One of the main elements of With the People from the Bridge is the performance. Where Z213: Exit was a mix of poetry and fragmented prose, this one feels more like drama, with the protagonist effectively present at the performance of a compelling play in the darkness of the tunnel under the bridge. The experience is enhanced by the chants of the narrator and a chorus of women linking the sections together. Even the comments between the speeches, taking us back to the protagonist, appear to be used as stage directions. Throw in the use of several ‘props’ (a TV, an old car, a cassette recorder), and the scene is set for an impressive drama.
The story described in the play is compelling in itself, with its setting in an eerie place of darkness. There’s a sense that we’re trapped inside a building, possibly hiding from someone. There’s mention of others coming in and out, checking on the woman by uncovering her, while in the outside world, there are hints of people seeking the protagonists out, and getting ever closer.
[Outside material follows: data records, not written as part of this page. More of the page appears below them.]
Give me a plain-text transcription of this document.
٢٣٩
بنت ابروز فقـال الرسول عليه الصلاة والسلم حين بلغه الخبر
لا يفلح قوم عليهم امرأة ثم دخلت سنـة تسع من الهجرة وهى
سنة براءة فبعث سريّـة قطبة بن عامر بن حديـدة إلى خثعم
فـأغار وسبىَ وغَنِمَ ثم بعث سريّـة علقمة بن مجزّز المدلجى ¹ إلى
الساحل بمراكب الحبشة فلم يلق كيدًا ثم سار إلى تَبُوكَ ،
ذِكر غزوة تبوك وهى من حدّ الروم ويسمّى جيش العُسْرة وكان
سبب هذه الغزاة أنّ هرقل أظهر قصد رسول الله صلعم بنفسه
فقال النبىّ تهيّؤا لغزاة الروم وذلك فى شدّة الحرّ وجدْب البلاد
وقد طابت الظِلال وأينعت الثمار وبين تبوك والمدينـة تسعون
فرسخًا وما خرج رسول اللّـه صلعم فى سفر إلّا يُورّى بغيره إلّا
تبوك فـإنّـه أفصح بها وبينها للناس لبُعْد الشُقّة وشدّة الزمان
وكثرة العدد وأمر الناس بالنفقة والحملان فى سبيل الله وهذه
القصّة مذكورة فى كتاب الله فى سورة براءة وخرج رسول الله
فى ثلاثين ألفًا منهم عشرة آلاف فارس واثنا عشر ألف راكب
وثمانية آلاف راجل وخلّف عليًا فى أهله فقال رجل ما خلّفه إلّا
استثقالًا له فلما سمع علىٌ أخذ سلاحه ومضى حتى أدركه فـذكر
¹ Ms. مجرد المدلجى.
The core of the story comes from LG and NCTV, with their differing viewpoints told in a number of ways. While the man usually sticks to reading from his notes, the voice of the woman can appear from several directions: on a recording, from the car and often on the TV screen. The two voices are closely connected and at one point even overlap:
Their voices alternating, and for a while one overlaying the other each in turn
She was face down inside. Why
Now I remember. Same every time
The body in two, the light on her belly
Same bed. Same room
No nails. One hand. On the other
Helped me to turn over. Cleaned me
Yes. New skin on the other. (p.43)
Towards the end of the piece, both disappear inside the car, which comes to represent the hiding place described in their story.
With the People from the Bridge is an impressive, powerful work that seems to be defying the reader to uncover its secrets. The central idea of a man hiding a woman from danger and constantly checking on her to reassure himself that she’s alright initially suggested a war-time setting (an idea that also came up during Z213: Exit). The truth, though (if there is one), is rather different, as a quick look at the book’s (surprisingly in-depth) Wikipedia page shows – it appears that there’s a rather darker background to the story. In truth, I suspect it’s almost better not to know too much about this backstory. By withholding information, Lyacos’ and Sullivan’s text, sparse and menacing, challenges the reader to create their own story, and the book is all the better for it.
The second part of the trilogy makes for another intriguing reading experience, a book that would certainly stand up to a reread. Better yet, this is a story that would probably be best enjoyed on the stage, as its multimedia approach and the contrast between the story being told and the eerie setting of its telling seem made for a live performance. In any case, having made it through the second of our three ‘punishments’, I’m looking forward to seeing what Lyacos has in store for us in the final instalment of the trilogy. I do wonder how the last part will connect with the first two, and whether it can measure up to its impressive predecessors.